As usual, interest groups are unhappy with the minimum wage decision
The Australian Council of Trade Unions (ACTU) was seeking a 6% increase this year and a 5.5% boost next year, arguing the minimum wage should be brought to 60% of median earnings.
Ross acknowledged some low-paid award-reliant households were sitting below the relative poverty line.
“A number of low-paid employee households are also likely to have disposable incomes that do not reach the threshold of the relevant Minimum Income for Healthy Living budget standard,” he said.
The Australian Chamber of Commerce and Industry (ACCI) and the Australian Retailers Association (ARA) had argued for a 1.8% increase, in line with inflation.
Restaurant and Catering Australia wanted a wage freeze, which would have meant a cut to real wages.
ACCI chief executive James Pearson said the FWC’s decision puts small business and job seekers at risk.
“The health of our labour market is relatively strong. However, parts of the country and some industry sectors are finding the going tough,” Pearson said in a statement circulated on Thursday morning.
“Employers respect the independent decisions of the Fair Work Commission, but a third straight increase well in excess of inflation will be difficult for businesses, particularly small businesses, to absorb.
Ross said no parties had identified any data demonstrating adverse employment effects from their last two minimum wage increases.
Today’s decision on the minimum wage doesn’t go far enough.

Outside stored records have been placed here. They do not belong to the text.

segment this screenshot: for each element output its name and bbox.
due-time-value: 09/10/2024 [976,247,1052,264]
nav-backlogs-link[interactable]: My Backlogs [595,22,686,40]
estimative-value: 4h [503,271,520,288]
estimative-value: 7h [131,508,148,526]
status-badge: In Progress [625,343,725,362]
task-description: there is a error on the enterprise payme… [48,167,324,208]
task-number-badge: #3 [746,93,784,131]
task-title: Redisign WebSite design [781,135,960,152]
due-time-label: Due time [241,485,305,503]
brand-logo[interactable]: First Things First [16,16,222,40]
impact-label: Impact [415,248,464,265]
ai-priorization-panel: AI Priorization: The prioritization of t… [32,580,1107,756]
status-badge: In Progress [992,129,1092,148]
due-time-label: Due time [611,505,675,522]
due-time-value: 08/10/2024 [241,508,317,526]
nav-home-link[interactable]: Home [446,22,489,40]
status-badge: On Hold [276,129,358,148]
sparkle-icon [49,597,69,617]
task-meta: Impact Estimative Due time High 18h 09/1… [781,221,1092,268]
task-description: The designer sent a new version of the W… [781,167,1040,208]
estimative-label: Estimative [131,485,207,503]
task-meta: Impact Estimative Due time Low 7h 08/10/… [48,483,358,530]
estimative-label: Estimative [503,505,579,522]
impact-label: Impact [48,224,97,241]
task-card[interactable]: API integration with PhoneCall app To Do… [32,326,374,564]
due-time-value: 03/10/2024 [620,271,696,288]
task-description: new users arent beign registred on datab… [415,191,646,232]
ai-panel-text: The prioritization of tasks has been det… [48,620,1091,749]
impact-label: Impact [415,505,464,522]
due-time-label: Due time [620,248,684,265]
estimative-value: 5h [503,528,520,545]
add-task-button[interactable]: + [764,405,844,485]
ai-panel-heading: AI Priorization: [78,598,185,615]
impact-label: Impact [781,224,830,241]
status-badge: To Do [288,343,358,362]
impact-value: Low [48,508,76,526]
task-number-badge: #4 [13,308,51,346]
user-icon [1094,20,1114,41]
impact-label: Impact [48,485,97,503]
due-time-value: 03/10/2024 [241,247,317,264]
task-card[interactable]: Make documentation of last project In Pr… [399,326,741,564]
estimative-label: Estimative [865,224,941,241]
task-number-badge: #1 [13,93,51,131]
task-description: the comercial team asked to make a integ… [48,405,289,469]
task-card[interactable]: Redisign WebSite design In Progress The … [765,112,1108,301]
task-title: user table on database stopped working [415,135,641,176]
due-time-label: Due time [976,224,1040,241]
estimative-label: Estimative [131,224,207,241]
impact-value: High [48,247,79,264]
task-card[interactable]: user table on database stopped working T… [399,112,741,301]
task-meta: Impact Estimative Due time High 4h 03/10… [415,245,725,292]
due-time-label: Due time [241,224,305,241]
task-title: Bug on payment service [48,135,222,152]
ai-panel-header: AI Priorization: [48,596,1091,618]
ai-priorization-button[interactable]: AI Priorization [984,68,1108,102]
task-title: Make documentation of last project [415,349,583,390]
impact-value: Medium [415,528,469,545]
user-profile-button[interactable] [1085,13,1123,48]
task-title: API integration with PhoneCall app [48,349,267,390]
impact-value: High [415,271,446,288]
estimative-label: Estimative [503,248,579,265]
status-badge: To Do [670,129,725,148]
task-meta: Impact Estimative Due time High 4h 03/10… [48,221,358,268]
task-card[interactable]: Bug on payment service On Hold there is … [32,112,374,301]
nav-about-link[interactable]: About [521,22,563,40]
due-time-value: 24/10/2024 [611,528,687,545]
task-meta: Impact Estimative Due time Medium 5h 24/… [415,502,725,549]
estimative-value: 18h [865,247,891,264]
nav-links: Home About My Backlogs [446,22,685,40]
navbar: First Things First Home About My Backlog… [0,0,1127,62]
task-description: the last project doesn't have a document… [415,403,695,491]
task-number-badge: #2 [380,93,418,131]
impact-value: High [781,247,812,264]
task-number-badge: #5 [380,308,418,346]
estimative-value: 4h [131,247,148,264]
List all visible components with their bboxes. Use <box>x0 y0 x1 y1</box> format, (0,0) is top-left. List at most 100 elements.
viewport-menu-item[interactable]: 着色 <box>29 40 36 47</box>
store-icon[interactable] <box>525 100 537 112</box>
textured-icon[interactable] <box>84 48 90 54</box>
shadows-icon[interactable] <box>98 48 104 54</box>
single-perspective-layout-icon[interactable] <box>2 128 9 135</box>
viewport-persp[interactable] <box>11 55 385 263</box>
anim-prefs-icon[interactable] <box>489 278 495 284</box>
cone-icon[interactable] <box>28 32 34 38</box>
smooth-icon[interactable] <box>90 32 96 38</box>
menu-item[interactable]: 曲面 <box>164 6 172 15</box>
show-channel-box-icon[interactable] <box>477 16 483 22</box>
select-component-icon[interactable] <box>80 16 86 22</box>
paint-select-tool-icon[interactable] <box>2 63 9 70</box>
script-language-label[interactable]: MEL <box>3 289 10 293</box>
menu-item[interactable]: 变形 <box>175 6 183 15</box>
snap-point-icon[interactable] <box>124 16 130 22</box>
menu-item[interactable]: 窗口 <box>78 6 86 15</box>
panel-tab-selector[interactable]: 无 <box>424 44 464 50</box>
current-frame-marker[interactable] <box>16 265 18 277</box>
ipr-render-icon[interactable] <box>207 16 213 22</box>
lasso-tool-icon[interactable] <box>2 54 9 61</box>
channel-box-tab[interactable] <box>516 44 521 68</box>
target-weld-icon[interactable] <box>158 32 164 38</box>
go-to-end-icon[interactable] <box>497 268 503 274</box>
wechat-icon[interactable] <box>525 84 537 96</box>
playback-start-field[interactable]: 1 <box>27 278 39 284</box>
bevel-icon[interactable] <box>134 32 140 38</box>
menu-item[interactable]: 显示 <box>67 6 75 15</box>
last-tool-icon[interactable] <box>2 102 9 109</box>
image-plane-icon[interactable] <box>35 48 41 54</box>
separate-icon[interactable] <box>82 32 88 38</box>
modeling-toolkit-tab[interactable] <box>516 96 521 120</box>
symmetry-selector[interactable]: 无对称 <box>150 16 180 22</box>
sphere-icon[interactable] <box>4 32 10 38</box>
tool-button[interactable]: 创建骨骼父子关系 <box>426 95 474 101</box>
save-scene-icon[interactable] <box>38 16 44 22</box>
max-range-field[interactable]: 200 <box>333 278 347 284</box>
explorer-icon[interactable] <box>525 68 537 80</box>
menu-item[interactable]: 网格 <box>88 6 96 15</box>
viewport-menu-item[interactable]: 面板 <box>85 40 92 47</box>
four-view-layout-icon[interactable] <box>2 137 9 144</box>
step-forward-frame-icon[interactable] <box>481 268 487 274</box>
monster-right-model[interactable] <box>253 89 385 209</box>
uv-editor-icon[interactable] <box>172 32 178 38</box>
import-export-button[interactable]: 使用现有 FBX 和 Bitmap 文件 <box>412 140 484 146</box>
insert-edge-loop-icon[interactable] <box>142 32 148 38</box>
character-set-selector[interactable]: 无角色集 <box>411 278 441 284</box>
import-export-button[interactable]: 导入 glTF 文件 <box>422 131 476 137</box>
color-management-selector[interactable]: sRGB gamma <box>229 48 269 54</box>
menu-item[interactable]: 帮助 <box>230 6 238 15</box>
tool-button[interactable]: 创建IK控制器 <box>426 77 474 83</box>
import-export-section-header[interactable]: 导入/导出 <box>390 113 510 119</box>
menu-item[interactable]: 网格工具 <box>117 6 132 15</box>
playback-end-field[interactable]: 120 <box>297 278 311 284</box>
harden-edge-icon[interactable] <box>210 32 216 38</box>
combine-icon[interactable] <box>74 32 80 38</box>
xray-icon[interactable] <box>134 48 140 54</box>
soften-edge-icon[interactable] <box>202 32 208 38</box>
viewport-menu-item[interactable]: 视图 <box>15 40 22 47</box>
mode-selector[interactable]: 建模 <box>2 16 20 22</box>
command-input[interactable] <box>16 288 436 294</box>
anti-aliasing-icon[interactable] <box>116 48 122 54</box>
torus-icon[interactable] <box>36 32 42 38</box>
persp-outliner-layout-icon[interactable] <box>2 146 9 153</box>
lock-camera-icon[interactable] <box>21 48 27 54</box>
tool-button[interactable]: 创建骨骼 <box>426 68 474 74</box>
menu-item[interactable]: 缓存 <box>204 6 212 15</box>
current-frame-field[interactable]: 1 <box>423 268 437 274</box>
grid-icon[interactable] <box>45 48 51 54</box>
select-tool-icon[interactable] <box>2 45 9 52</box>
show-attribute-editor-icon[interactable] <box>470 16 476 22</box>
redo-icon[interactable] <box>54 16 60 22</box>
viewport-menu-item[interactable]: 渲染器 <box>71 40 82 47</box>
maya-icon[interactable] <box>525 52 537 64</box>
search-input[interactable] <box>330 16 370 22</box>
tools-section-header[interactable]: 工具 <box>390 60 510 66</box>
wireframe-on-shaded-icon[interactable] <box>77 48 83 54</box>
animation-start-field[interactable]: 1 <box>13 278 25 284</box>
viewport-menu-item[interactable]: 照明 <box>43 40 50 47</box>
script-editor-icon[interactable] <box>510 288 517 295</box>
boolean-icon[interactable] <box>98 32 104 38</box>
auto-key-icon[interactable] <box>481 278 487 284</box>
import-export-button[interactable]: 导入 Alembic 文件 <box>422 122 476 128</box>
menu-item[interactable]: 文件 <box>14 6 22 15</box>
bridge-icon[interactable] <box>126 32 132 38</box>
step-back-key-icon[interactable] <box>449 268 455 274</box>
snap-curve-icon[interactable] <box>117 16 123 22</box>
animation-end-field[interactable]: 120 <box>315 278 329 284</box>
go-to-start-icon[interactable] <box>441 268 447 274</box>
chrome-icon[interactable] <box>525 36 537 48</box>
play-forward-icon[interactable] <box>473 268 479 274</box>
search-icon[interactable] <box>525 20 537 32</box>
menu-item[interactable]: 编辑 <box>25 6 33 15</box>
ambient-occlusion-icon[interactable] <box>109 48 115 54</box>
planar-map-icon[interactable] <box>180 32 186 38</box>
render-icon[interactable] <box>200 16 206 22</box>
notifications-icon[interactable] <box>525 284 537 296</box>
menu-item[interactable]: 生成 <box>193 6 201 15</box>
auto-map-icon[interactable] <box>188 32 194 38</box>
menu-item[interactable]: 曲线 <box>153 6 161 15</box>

Our research shows that just 2% of rentals are affordable for people on the minimum wage — housing costs must be part of these decisions #auspol
— Anglicare Australia (@anglicare_aust) May 30, 2019
Council of Small Business Organisations Australia (COSBOA) chief executive Peter Strong says small businesses will need to absorb the increases by cutting staff hours.
“We understand that people on low wages want more money, of course they do. They are now consistently receiving pay rises above inflation and are better off as a result,” Strong tells SmartCompany.
“We also know that the people who have to pay this increase are, in the main, small-business employers.”